If estrogen is related to breast cancer growth, how can it aid in the battle against breast cancer? Recall that breast cancer can become resistant to traditional anti-estrogen therapy. Acquired resistance occurs when the patient with an estrogen receptor-positive tumor initially responds to anti-estrogens but then suddenly the tumor begins to grow. Somewhat counter-intuitively, SERM-stimulated tumors may rapidly shrink in response to high-dose estradiol (a type of estrogen) treatment (see Ingle, 2002).
The type of hormone given is important, as is the dose, combination of hormones and duration of hormone treatment in relation to breast cancer. Synthetic hormones are often related to negative outcomes (as was found in the WHI trial). But there is evidence that bio-identical hormones have been related to positive outcomes. Controversy about this topic has been hot. For example, a review article by Holtorf in 2009 indicated clear differences in activity and outcomes of bio-identical hormones vs. synthetic hormones, with bio-identical hormone treatment related to lower risks for breast cancer and cardiovascular disease. A separate review by Files and colleagues in 2011 concluded that even with some observational studies reporting decreased risk of breast cancer when using micronized progesterone and estrogen vs. synthetic compounds, more study is needed to confirm benefits of custom formulated bio-identical hormones due to variations in formulations, dosages and delivery systems. Clearly there is a need for continued study of the impact of bio-identical vs. synthetic hormones.
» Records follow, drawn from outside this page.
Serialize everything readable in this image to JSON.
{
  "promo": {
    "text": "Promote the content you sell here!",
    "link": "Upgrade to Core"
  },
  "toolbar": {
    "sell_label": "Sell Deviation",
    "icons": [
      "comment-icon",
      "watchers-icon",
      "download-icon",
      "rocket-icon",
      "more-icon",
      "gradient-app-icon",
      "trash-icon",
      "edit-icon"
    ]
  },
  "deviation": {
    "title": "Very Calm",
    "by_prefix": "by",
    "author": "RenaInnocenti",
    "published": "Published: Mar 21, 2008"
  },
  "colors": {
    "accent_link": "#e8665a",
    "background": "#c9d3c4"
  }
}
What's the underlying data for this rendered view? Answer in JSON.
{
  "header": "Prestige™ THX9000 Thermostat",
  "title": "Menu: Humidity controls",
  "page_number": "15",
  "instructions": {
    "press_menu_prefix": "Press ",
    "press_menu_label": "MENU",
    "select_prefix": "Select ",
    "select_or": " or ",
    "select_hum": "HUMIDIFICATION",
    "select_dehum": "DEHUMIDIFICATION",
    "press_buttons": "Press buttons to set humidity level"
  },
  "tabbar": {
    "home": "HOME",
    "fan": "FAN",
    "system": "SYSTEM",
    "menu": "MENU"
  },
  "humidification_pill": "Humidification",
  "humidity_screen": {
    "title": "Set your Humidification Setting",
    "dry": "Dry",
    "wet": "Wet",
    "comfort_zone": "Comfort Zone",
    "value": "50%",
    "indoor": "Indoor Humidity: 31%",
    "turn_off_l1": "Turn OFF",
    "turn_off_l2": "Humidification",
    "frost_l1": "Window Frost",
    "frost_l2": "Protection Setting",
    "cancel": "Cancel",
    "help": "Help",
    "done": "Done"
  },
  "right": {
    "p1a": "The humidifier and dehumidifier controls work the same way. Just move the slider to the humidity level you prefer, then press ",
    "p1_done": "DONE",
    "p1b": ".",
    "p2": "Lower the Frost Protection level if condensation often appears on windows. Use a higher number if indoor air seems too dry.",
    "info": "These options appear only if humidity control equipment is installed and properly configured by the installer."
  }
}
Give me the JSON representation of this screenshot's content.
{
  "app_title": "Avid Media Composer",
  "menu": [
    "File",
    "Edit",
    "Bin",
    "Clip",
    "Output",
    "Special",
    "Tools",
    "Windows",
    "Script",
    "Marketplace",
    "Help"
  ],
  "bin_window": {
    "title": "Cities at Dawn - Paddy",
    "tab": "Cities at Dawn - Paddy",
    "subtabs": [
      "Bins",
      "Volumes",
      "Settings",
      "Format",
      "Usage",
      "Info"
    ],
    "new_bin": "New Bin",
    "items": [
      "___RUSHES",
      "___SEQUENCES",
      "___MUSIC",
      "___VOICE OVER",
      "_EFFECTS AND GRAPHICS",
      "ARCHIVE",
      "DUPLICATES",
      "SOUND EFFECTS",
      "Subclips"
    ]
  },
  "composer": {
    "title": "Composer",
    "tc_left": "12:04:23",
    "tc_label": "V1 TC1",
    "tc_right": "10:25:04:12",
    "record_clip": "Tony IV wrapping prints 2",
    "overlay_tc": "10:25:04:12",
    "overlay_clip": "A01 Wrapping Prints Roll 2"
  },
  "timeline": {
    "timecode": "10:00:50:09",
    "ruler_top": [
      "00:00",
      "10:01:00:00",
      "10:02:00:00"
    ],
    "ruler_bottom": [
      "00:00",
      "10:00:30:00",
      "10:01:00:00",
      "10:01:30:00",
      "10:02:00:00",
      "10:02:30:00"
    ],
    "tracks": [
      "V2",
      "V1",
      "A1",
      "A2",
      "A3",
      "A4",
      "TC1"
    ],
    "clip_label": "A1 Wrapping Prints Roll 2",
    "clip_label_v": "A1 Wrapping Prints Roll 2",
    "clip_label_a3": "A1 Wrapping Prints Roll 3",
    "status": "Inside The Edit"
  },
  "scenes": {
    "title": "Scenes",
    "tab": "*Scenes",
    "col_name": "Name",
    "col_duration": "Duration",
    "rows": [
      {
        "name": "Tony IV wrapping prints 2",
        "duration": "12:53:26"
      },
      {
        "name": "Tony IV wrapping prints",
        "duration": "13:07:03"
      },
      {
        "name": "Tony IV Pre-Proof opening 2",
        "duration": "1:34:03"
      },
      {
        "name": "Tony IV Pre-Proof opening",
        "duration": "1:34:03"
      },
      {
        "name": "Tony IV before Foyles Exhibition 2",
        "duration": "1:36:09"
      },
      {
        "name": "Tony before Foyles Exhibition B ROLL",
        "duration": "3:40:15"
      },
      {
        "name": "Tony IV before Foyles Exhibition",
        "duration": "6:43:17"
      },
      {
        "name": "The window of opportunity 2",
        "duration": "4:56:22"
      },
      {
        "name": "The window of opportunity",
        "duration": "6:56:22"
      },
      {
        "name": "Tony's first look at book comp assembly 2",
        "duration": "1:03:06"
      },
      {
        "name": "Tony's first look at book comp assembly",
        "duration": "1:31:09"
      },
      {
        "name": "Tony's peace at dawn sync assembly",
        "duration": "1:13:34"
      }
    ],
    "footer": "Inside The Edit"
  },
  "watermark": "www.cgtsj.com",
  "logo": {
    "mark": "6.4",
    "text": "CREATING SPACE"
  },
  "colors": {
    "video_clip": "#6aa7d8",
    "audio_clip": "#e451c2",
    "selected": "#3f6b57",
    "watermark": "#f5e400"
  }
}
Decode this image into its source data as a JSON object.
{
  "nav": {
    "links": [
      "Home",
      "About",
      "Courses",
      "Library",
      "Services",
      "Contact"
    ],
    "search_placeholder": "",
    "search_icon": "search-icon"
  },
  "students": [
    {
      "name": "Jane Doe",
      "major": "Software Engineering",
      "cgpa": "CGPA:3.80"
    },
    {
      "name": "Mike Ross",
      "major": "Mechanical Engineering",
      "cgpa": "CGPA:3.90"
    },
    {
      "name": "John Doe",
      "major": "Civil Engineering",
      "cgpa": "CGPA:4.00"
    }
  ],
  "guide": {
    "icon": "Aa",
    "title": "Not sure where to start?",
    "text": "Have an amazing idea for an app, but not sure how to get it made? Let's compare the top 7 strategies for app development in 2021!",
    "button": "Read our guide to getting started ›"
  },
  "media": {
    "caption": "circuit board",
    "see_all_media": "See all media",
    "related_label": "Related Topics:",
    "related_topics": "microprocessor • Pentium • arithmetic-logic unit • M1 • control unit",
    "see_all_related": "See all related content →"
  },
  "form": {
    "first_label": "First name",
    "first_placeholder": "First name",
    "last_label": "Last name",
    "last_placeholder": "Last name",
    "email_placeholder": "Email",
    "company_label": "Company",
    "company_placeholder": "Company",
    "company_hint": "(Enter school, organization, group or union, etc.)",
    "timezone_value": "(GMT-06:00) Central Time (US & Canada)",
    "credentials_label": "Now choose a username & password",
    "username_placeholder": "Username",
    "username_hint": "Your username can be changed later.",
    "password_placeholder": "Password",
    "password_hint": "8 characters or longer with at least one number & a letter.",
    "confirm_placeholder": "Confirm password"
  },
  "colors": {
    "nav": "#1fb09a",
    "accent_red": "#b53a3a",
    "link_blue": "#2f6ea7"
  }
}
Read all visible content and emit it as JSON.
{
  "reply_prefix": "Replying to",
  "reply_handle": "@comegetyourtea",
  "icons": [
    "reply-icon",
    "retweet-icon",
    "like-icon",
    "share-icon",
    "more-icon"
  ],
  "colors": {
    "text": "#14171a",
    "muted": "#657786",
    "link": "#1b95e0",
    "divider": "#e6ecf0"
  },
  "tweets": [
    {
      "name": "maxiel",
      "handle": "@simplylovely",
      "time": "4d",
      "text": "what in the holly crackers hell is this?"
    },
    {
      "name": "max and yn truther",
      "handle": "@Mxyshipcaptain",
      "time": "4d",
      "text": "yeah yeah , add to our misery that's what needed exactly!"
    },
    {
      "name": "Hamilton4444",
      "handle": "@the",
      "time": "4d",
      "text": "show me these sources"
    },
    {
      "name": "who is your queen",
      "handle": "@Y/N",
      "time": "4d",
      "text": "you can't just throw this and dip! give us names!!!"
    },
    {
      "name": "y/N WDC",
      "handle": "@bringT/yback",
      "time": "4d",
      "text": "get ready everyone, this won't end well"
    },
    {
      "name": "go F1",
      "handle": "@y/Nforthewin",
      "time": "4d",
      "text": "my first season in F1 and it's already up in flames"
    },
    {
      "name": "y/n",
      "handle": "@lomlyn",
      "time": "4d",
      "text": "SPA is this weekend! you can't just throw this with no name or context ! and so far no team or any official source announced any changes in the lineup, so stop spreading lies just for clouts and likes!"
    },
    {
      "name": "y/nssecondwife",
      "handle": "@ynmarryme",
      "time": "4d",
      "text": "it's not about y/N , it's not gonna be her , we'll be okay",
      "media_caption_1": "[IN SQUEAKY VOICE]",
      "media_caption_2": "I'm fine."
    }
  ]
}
Review of the data indicates two conclusions:
- Hormone replacement therapy after breast cancer may not be counter-indicated
- The right hormone in the right dose given at the right time is critical
To ensure that the study of hormone replacement therapy and breast cancer continues, Parsemus Foundation has supported important pre-clinical studies of the use of bio-identical hormones - in various combinations and dosages - on breast cancer, cardiovascular health, bone health and cognitive function. The study used a mouse model that mimicked postmenopausal breast cancer (the same model used for aromatase inhibitor approval studies). Groups of mice were treated with various amounts and combinations of bio-identical estradiol (a type of estrogen), progesterone and testosterone as well as aromatase inhibitor in some cases. To understand the best combination for overall health, the impact on breast tumor growth, cholesterol and lipid profiles, bone specific alkaline phosphatase, memory and activity was measured over time.
A treatment of estrogen, progesterone and testosterone resulted in increased cognition, physical activity, and cardiovascular and bone health in the mouse model. The maximal reduction in tumor growth was also found with this combination of hormones. Importantly, the tumor reduction was the same or better than treatment with aromatase inhibitor, and did not show a reduced anti-tumor effect over time that is common with the use of anti-estrogen therapy. Since aromatase inhibitors are the current standard of care, we also tested the impact of hormones used along with aromatase inhibitors. In this case, estradiol and progesterone improved the cardiac and bone health markers in the mice without promoting breast tumor growth. See Arumugam, Lissner and Lakshmanaswamy (2014) for full text of the study.
This study offers new insight into alternative treatment options for postmenopausal breast cancer patients using hormone therapy. If you are facing difficult treatment decisions, be sure to find a clinician who is up to speed on the latest scientific information, open to alternatives and ready to evaluate your specific history and needs in order to advise you on the best options.